Dung beetles – the gift that keeps on giving
05 December 2019
Dung beetles don’t just play a vital role in soil health and carbon storage – they can also help control flies.
An MLA-supported project, Dung Beetle Ecosystem Engineers, is expanding the range of dung beetles in Australia and digging deep to better understand how they work for livestock producers.
In this Q&A, insect ecologist Geoff Gurr, a Professor of Applied Ecology at Charles Sturt University, sheds some light on how these beetles can assist in bush fly management.
Q: Why do the bush flies seem to be worse than usual in southern Australia this year?
Bush flies don’t like conditions to be super hot and dry and they simply can’t survive cold winters, so the flies that are bothering us in southern Australia at the moment are often blow-ins from northern parts of the country. It’s the southern regions with cooler winters (that suppress fly numbers) that have the spring outbreak phenomenon caused by flies flying in from the north.
After arriving here, they can rapidly reproduce across multiple generations, especially if there are good supplies of dung for them.
Q: Why do flies and dung beetles go hand-in-hand?
Dung, in particular from ruminants, is an ideal breeding ground for flies – they think it’s Christmas when they’re surrounded by piles of dung. Fortunately, dung beetles compete with flies and can be so efficient that a dung pat is buried in as little as a day or two. This means the maggots don’t have time to develop – their lifecycle is halted in its tracks.
Another benefit is that the beetles bury the dung, converting this waste product into valuable plant fertiliser. If it wasn’t for these composting organisms, in a couple of years we’d be knee-deep in dung and surrounded by black clouds of flies.
Q: Has prolonged drought made it harder for dung beetles to keep flies in check?
Potentially. Dung beetles reproduce deep in the soil profile – depending on the species, they can be more than 50cm down. This keeps them safe from predators like birds but if the ground stays rock hard for a long period, they have a really hard time digging their way out and completing their development.
Another factor is that during drought, there is less dung around so this can also reduce dung beetle numbers. This can cause increased fly activity once dung does become available again because flies can respond immediately and complete their lifecycle in just weeks. Most dung beetles, in contrast, take at least a year to complete a generation.

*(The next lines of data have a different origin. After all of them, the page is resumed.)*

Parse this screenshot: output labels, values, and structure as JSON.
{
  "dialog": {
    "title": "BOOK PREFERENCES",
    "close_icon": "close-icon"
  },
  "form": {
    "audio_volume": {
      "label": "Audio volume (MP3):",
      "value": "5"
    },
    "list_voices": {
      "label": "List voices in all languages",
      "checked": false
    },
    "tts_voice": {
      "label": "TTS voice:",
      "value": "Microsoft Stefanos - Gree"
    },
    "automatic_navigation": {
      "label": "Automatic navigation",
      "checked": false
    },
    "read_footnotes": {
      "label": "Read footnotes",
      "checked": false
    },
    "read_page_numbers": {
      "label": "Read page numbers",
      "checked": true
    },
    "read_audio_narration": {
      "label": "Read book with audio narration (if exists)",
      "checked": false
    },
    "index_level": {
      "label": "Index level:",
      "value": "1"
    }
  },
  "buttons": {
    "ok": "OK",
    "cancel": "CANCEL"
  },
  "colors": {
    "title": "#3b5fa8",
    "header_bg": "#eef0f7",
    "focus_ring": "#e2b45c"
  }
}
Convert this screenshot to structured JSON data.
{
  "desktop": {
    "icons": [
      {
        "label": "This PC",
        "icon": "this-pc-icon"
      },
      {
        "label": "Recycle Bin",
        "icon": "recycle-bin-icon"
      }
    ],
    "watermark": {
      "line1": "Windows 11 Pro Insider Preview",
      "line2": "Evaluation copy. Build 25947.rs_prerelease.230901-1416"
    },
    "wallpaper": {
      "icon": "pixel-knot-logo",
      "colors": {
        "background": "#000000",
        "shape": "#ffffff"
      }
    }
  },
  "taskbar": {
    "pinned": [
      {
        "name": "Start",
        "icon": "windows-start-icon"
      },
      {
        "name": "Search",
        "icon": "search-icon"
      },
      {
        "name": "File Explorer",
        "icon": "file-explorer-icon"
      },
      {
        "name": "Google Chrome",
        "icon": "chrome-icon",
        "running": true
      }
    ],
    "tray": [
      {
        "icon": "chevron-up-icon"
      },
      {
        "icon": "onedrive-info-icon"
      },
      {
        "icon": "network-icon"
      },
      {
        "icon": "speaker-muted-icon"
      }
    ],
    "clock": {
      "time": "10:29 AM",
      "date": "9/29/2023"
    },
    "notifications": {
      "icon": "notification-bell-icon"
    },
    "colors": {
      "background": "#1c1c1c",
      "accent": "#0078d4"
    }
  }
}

Q: Are more dung beetles the solution?
When it comes to dung beetles, one size doesn’t fit all. There’s no single super-duper dung beetle that will control dung in all soil types, in all locations, in all parts of the year. They tend to specialise.
Back in the 1980s, CSIRO bought in dozens of species but unfortunately of the ones which successfully established, there aren’t many species that remain active during the spring months. This is another reason why we could be seeing large numbers of flies in parts of Australia this spring/summer, as the winter active dung beetles have finished and the summer active species haven’t properly matured yet.
To help fill seasonal and geographical gaps in current dung beetle activity in southern Australia, the ‘Dung Beetle Ecosystem Engineers’ project is breeding up and releasing three new dung beetle species introduced from North Africa and southern Europe. We hope they’ll complement the species that are already established in Australia to give greater continuity and coverage of dung beetle activity throughout the year.
Q: Flies aside, what are some of the other benefits of dung beetles?
One of the other important ecosystem services performed by dung beetles is controlling livestock parasites like gut worms. The dung of affected animals is packed full of worm eggs and the larvae that hatch from these lay waiting on neighbouring pasture plants, soon to be consumed by livestock which are then infected. Active, rapidly-colonising dung beetles can make fast work of worm-ridden pats. As the dung beetles consume dung, they kill the worm eggs, giving producers a natural control strategy.
Q: What’s the latest on the Dung Beetle Ecosystem Engineers project?
In recent weeks, project staff have been out distributing new beetles generated from our dung beetle rearing facilities. Throughout the project, tens of thousands of adults will eventually be distributed into new paddocks across southern Australia, in association with Landcare, farming systems or livestock groups aligned with the project.
One of the cool things about this project is that once we release the dung beetles, we can go back to release sites and – where there has been strong establishment – we can harvest a fraction of these beetles and release them on to more sites.